Now this kind of research and analysis isn't difficult to do, but it is time consuming. At any rate, having done all this I had plenty of reason to value the property as I did. As you can guess, they were unhappy with my analysis and they complained to the lender I was working for in much the same way you described, except I hadn't compounded their aggravation with me by having the type of conversation with them that you said your appraiser did (which was incredibly dumb and unprofessional of them to do, BTW)
Like you, that borrower had a realtor friend because almost everyone has a realtor friend, and like your friend, their broker friend didn't think there was any different between a 1959yb home with 2 additions and a 1978yb home that was designed and built to that size. And then the broker had the temerity to mouth off about how I didn't know how to appraise houses because I'm a commercial appraiser and didn't know the market.

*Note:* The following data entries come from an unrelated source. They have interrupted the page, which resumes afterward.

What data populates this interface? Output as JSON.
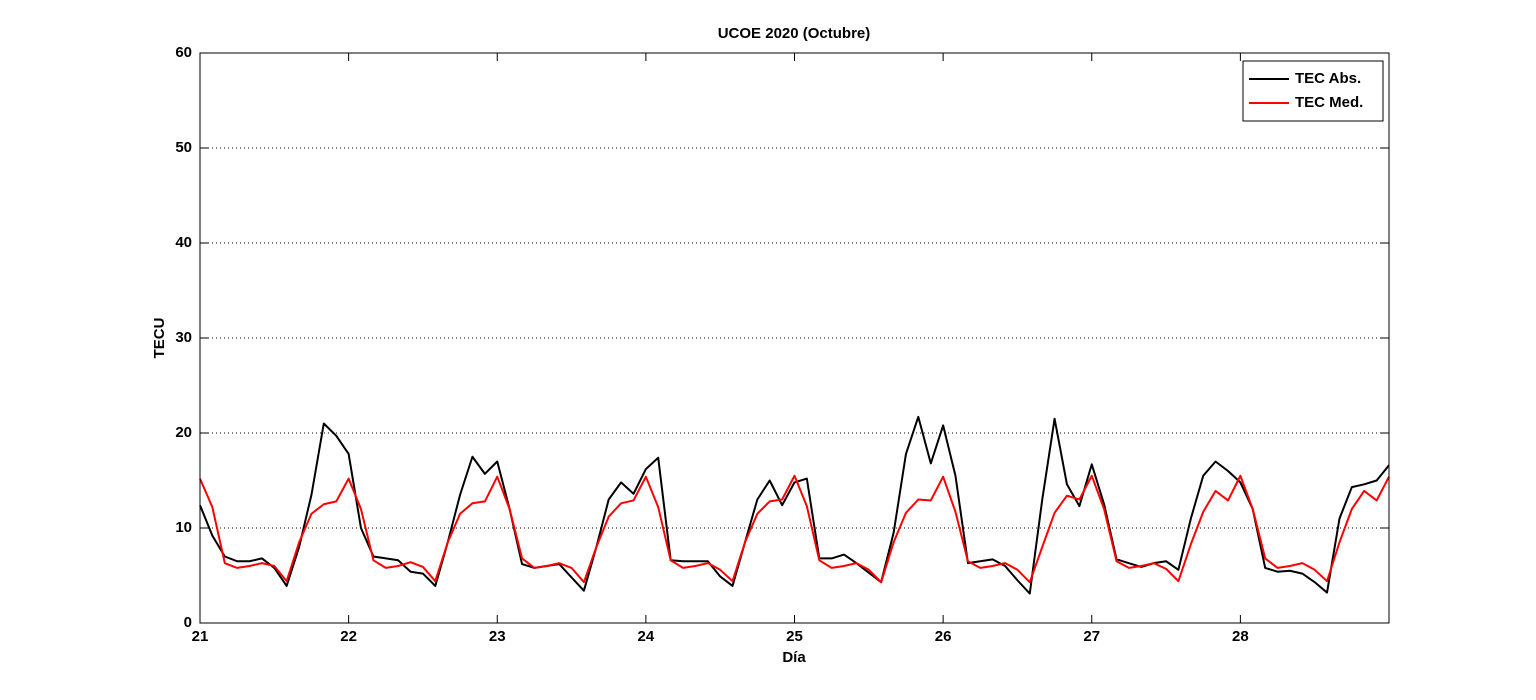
{
  "chart_data": {
    "type": "line",
    "title": "UCOE 2020 (Octubre)",
    "x_label": "Día",
    "y_label": "TECU",
    "x": [
      21,
      21.083,
      21.167,
      21.25,
      21.333,
      21.417,
      21.5,
      21.583,
      21.667,
      21.75,
      21.833,
      21.917,
      22,
      22.083,
      22.167,
      22.25,
      22.333,
      22.417,
      22.5,
      22.583,
      22.667,
      22.75,
      22.833,
      22.917,
      23,
      23.083,
      23.167,
      23.25,
      23.333,
      23.417,
      23.5,
      23.583,
      23.667,
      23.75,
      23.833,
      23.917,
      24,
      24.083,
      24.167,
      24.25,
      24.333,
      24.417,
      24.5,
      24.583,
      24.667,
      24.75,
      24.833,
      24.917,
      25,
      25.083,
      25.167,
      25.25,
      25.333,
      25.417,
      25.5,
      25.583,
      25.667,
      25.75,
      25.833,
      25.917,
      26,
      26.083,
      26.167,
      26.25,
      26.333,
      26.417,
      26.5,
      26.583,
      26.667,
      26.75,
      26.833,
      26.917,
      27,
      27.083,
      27.167,
      27.25,
      27.333,
      27.417,
      27.5,
      27.583,
      27.667,
      27.75,
      27.833,
      27.917,
      28,
      28.083,
      28.167,
      28.25,
      28.333,
      28.417,
      28.5,
      28.583,
      28.667,
      28.75,
      28.833,
      28.917,
      29
    ],
    "series": [
      {
        "name": "TEC Abs.",
        "color": "#000000",
        "values": [
          12.4,
          9.2,
          7,
          6.5,
          6.5,
          6.8,
          5.8,
          3.9,
          8,
          13.5,
          21,
          19.7,
          17.8,
          10,
          7,
          6.8,
          6.6,
          5.4,
          5.2,
          3.9,
          8.5,
          13.5,
          17.5,
          15.7,
          17,
          12,
          6.2,
          5.8,
          6,
          6.2,
          4.8,
          3.4,
          8,
          13,
          14.8,
          13.6,
          16.2,
          17.4,
          6.6,
          6.5,
          6.5,
          6.5,
          4.9,
          3.9,
          8.5,
          13,
          15,
          12.4,
          14.8,
          15.2,
          6.8,
          6.8,
          7.2,
          6.3,
          5.3,
          4.3,
          9.5,
          17.8,
          21.7,
          16.8,
          20.8,
          15.5,
          6.3,
          6.5,
          6.7,
          6,
          4.5,
          3.1,
          13,
          21.5,
          14.6,
          12.3,
          16.7,
          12.5,
          6.7,
          6.3,
          5.9,
          6.3,
          6.5,
          5.6,
          11,
          15.5,
          17,
          16,
          14.8,
          12,
          5.8,
          5.4,
          5.5,
          5.2,
          4.3,
          3.2,
          11,
          14.3,
          14.6,
          15,
          16.6
        ]
      },
      {
        "name": "TEC Med.",
        "color": "#ff0000",
        "values": [
          15.2,
          12.2,
          6.3,
          5.8,
          6,
          6.3,
          6,
          4.4,
          8.5,
          11.5,
          12.5,
          12.8,
          15.2,
          12,
          6.6,
          5.8,
          6,
          6.4,
          5.9,
          4.4,
          8.5,
          11.5,
          12.6,
          12.8,
          15.4,
          12,
          6.8,
          5.8,
          6,
          6.3,
          5.8,
          4.3,
          8,
          11.2,
          12.6,
          12.9,
          15.4,
          12.2,
          6.6,
          5.8,
          6,
          6.3,
          5.6,
          4.4,
          8.5,
          11.5,
          12.8,
          13,
          15.5,
          12.3,
          6.6,
          5.8,
          6,
          6.3,
          5.6,
          4.3,
          8.5,
          11.6,
          13,
          12.9,
          15.4,
          11.7,
          6.5,
          5.8,
          6,
          6.3,
          5.6,
          4.3,
          8,
          11.6,
          13.4,
          13,
          15.5,
          12,
          6.5,
          5.8,
          6,
          6.3,
          5.7,
          4.4,
          8.3,
          11.7,
          13.9,
          12.9,
          15.5,
          12,
          6.8,
          5.8,
          6,
          6.3,
          5.6,
          4.4,
          8.5,
          12,
          13.9,
          12.9,
          15.4
        ]
      }
    ],
    "xlim": [
      21,
      29
    ],
    "xticks": [
      21,
      22,
      23,
      24,
      25,
      26,
      27,
      28
    ],
    "ylim": [
      0,
      60
    ],
    "yticks": [
      0,
      10,
      20,
      30,
      40,
      50,
      60
    ],
    "grid": true,
    "legend": "top-right"
  }
}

In my case, I had already anticipated the objections in advance and had addressed them in some detail in my original report. I proved my case in advance by showing how the comparison COULD NOT be made on that equal basis as demonstrated by the long term sales histories of these properties. My client weighed the broker's work and my work and they made their decision accordingly.

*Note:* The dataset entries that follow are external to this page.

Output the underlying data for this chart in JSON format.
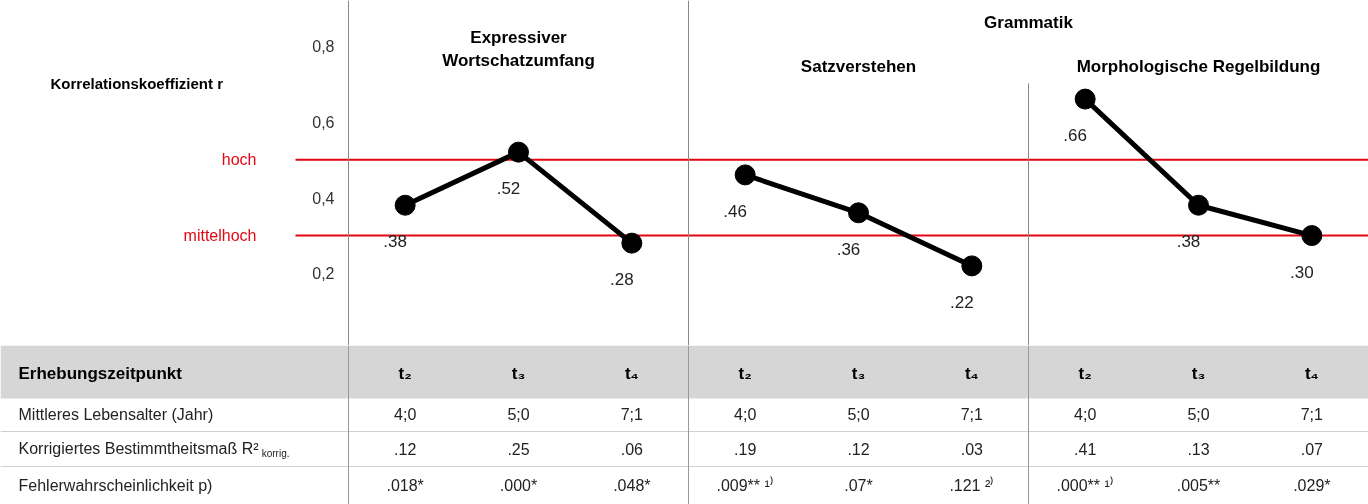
{
  "chart_data": {
    "type": "line",
    "ylabel": "Korrelationskoeffizient r",
    "categories": [
      "t₂",
      "t₃",
      "t₄",
      "t₂",
      "t₃",
      "t₄",
      "t₂",
      "t₃",
      "t₄"
    ],
    "series": [
      {
        "color": "#000000",
        "values": [
          0.38,
          0.52,
          0.28,
          null,
          null,
          null,
          null,
          null,
          null
        ],
        "value_labels": [
          ".38",
          ".52",
          ".28",
          null,
          null,
          null,
          null,
          null,
          null
        ]
      },
      {
        "color": "#000000",
        "values": [
          null,
          null,
          null,
          0.46,
          0.36,
          0.22,
          null,
          null,
          null
        ],
        "value_labels": [
          null,
          null,
          null,
          ".46",
          ".36",
          ".22",
          null,
          null,
          null
        ]
      },
      {
        "color": "#000000",
        "values": [
          null,
          null,
          null,
          null,
          null,
          null,
          0.66,
          0.38,
          0.3
        ],
        "value_labels": [
          null,
          null,
          null,
          null,
          null,
          null,
          ".66",
          ".38",
          ".30"
        ]
      }
    ],
    "ylim": [
      0.01,
      0.92
    ],
    "yticks": [
      {
        "value": 0.2,
        "label": "0,2"
      },
      {
        "value": 0.4,
        "label": "0,4"
      },
      {
        "value": 0.6,
        "label": "0,6"
      },
      {
        "value": 0.8,
        "label": "0,8"
      }
    ],
    "ref_lines": [
      {
        "axis": "y",
        "value": 0.5,
        "label": "hoch",
        "color": "#e30613"
      },
      {
        "axis": "y",
        "value": 0.3,
        "label": "mittelhoch",
        "color": "#e30613"
      }
    ],
    "marker": "circle",
    "line_style": "solid",
    "grid": false,
    "annotations": [
      "Expressiver\nWortschatzumfang",
      "Grammatik",
      "Satzverstehen",
      "Morphologische Regelbildung",
      "Erhebungszeitpunkt",
      "Mittleres Lebensalter (Jahr)",
      "4;0",
      "5;0",
      "7;1",
      "4;0",
      "5;0",
      "7;1",
      "4;0",
      "5;0",
      "7;1",
      "Korrigiertes Bestimmtheitsmaß R²$_{korrig.}$",
      ".12",
      ".25",
      ".06",
      ".19",
      ".12",
      ".03",
      ".41",
      ".13",
      ".07",
      "Fehlerwahrscheinlichkeit p)",
      ".018*",
      ".000*",
      ".048*",
      ".009** ¹⁾",
      ".07*",
      ".121 ²⁾",
      ".000** ¹⁾",
      ".005**",
      ".029*"
    ]
  }
}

I've gone through this exact process in similar circumstances and with exactly the same results at least a dozen times over the years.
HOWEVER, what I'm describing is a very specific type of situation of a white elephant that is surrounded by inferior neighbors. It's not real common, and indeed your situation might not even come close to having all these elements so I'm not attempting to tell you that's what's going on here because I do not know what's going on in your situation beyond what you're telling us. The only reason I'm conveying it is to say there is a possibility, however great or small, that the appraised value is reasonable.
That's not to say I'm taking sides with this appraiser because I don't know what's going on with the property.
I do know I would NEVER have a conversation with a property owner of the type that you described. I would never use the word "overimprovement" with a borrower, make comments about old houses not exceeding $88k, talk about what i did in other assignments - none of it. I'm civil and polite because I try to be professional, but I never get emotionally involved with a property owner or their property. i don't "like" or "dislike" properties because my work is about the data, not my personal feelings. Whether its a palace or a hole in the ground a home is a person's castle and I would never disrespect that. By the same token if its a castle i never gush about those, either. If I follow through on these preferences the borrowers will hopefully have no clue of what's going through my head. Let alone have reason to suspect I dislike their house.
One reason I don't express any opinions in advance is because I know from experience that my opinions sometimes change by the time I get through my process, so I need to keep an open mind until all the facts are in.
My preference is to make contact with the property owner, exchange enough pleasantries to gain access and then be left alone to do my thing. Then at the end I'll have some questions and I will take notes on whatever they think is important. Not every appraiser does it that way but a lot of them do.